RAI for hyperthyroidism can transiently increase thyroid hormone levels due to inflammation of the gland. To prevent exacerbation of the thyrotoxic state, pretreatment with meth­imazole should be considered in patients with risk factors (eg, older age, cardiovascular complications, cerebrovascular disease, pulmonary disease, renal failure, infection, trauma, and poorly controlled diabetes). Patients should also be placed on ß-blockers prior to treatment, in anticipation of a transient rise in thyroid hormone levels.

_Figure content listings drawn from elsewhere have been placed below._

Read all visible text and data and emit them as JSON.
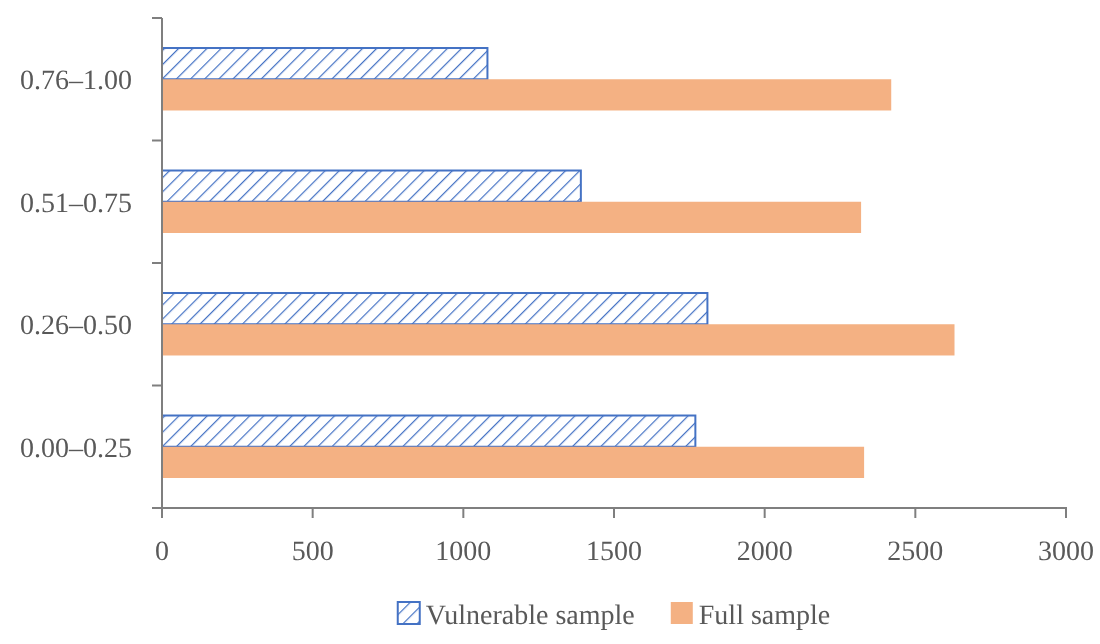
{
  "chart_data": {
    "type": "bar",
    "orientation": "horizontal",
    "categories": [
      "0.76–1.00",
      "0.51–0.75",
      "0.26–0.50",
      "0.00–0.25"
    ],
    "series": [
      {
        "name": "Vulnerable sample",
        "color": "#4472c4",
        "values": [
          1080,
          1390,
          1810,
          1770
        ]
      },
      {
        "name": "Full sample",
        "color": "#f4b183",
        "values": [
          2420,
          2320,
          2630,
          2330
        ]
      }
    ],
    "xlim": [
      0,
      3000
    ],
    "xticks": [
      0,
      500,
      1000,
      1500,
      2000,
      2500,
      3000
    ],
    "grid": false,
    "legend": "bottom"
  }
}
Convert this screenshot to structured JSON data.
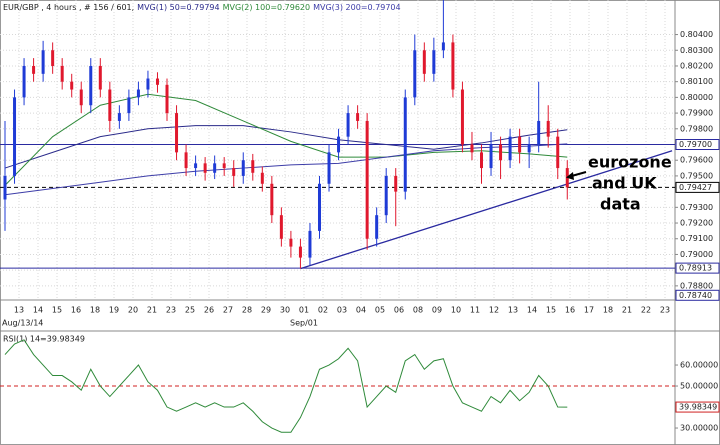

Due to this patient’s age, severity of thyrotoxicosis, and multiple risk factors, strong consideration should have been given to pretreating him with antithyroid medication and a ß-blocker before definitive treatment was given. This would have potentially averted his subsequent hospital visits and urgent need for thyroidectomy.

CONCLUSION

Thyroid storm is an uncommon but serious medical condition with a high mortality rate. Prompt recognition and an aggressive multimodal treatment approach, ideally in the ICU, are paramount to stabilize patients and seek definitive treatment.

References

1. Ross DS, Burch HB, Cooper DS, et al. 2016 American Thyroid Association guidelines for diagnosis and management of hyperthyroidism and other causes of thyrotoxicosis. Thyroid. 2016;26(10):1343-1421.
2. Burch HB, Wartofsky L. Life-threatening thyrotoxicosis: thyroid storm. Endocrinol Metab Clin North Am. 1993; 22(2):263-277.

References

1. Ross DS, Burch HB, Cooper DS, et al. 2016 American Thyroid Association guidelines for diagnosis and management of hyperthyroidism and other causes of thyrotoxicosis. Thyroid. 2016;26(10):1343-1421.
2. Burch HB, Wartofsky L. Life-threatening thyrotoxicosis: thyroid storm. Endocrinol Metab Clin North Am. 1993; 22(2):263-277.